As for differing vies and parties, they got their usual due later on, so 1946 does not prove anything at all. VM had hardly started showing its true colours.
Not that many palatable options left, are there ? If Diem is to be not supported for forced population exchanges, brutality against perceived enemies etc. then you do not have a better option in the North with its whole history of collectivisation.

My reply was to a poster who uses some truly awful line of reasoning to get where he did.
 
Last edited:
after that how many elections were actually held after the Indochinese War ? Once VM had consolidated its position ?

Legislative elections? 1960, 1964, 1971, 1975, unification, 1976, 1981. Given these were single list elections, we can only go by voter turnouts, indicated above for early elections; or by front participating party list-composition, which I can't get at readily (Vietnamese Fatherland Front of North Vietnam / Vietnamese Fatherland Front). Given the nature of soviet-style list elections we could use party list-composition to determine the extent to which the VWP modified its behaviour to suit the perceived balance of power.

Significant actual decision making occurred in committee, but there were at least three ambushes in the period. The NFL "we're getting killed here guys" ambush which forced the northern VWP into authorising the 1959-61 type NFL actions. The Duan "southern war" ambush against the "northern development" line. And the "return of Giap," too late to prevent Tet going ahead.

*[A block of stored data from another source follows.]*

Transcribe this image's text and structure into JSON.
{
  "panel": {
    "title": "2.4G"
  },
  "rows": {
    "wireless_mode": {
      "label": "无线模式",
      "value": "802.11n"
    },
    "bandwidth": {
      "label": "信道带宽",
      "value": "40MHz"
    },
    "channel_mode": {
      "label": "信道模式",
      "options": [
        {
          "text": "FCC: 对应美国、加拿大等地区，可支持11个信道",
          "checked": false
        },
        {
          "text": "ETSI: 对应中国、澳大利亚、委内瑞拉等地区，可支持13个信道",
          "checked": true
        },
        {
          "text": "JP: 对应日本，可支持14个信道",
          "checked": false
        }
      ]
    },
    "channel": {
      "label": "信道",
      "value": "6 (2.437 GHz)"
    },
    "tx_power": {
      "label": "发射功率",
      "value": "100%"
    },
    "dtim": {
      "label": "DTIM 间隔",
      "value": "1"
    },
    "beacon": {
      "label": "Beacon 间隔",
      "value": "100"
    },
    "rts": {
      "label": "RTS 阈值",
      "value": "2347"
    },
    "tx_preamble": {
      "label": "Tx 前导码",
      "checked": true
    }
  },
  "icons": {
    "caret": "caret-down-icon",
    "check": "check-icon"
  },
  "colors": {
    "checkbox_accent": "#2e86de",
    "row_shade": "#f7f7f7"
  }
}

forcibly collectivised land

I just had a bit of a brain fart on this reading up on the Red River collectivisation on wiki. The death tolls are low for a soviet-style collectivisation. The rent reduction and land redistribution pleased way more people than it pissed off. This, and the million refugees strengthened the DRVN politically. Party cadre were a primary purge target, which "cleaned house" after 1956. And the apology process certainly helped legitimise the party. It provided an economic basis for the DRVN's capacity to support the NFL without requiring the volumes of fraternal aid that the RVN required from the free world. A Northern Development line would probably not result in a similar collectivisation process. Correspondingly a kholkoz-type collectivisation would gut the economy. Either of these could leave an incompetent basket case with a pissed off agricultural populace, relying on foreign military aid to control a dissident peasant population. Which, of course, would be useless to help the NFL/PLAF. Which leaves the PLAF fucked by 1967 if the US intervenes in the RVN.

Maybe we should consider, "What if the VWP / DRVN leadership were as grossly incompetent as the RVN leadership?," as a way to resolve this. Only problem is you need a POD after 1956 to ensure that the DRVN/RVN form at all.

yours,
Sam R.
 
We should have understood that Ho Chi Minh would become a South East Asia version of Marshall Tito. The Vietnamese feared and hated the Chinese more than they feared and hated us and if we had worked with HCM from the end of WW2, he would have become a neutral nationalist leaning our way because of Vietnamese antipathy to the Chinese.
 
That's very poetic. But a quick search doesn't turn up any clear evidence that the South Vietnamese population was so thoroughly depopulated of combat age males that the Viet Cong would have found it difficult or impossible to regenerate. There were certainly massive numbers of casualties, but no sign of the social collapse that this level of depopulation would have required. Can you back up your argument? It's an interesting one.

According to Unheralded Victory, by (I think) 1969 or 1970, 80% of the VC were actually North Vietnamese that had been sent down the trail.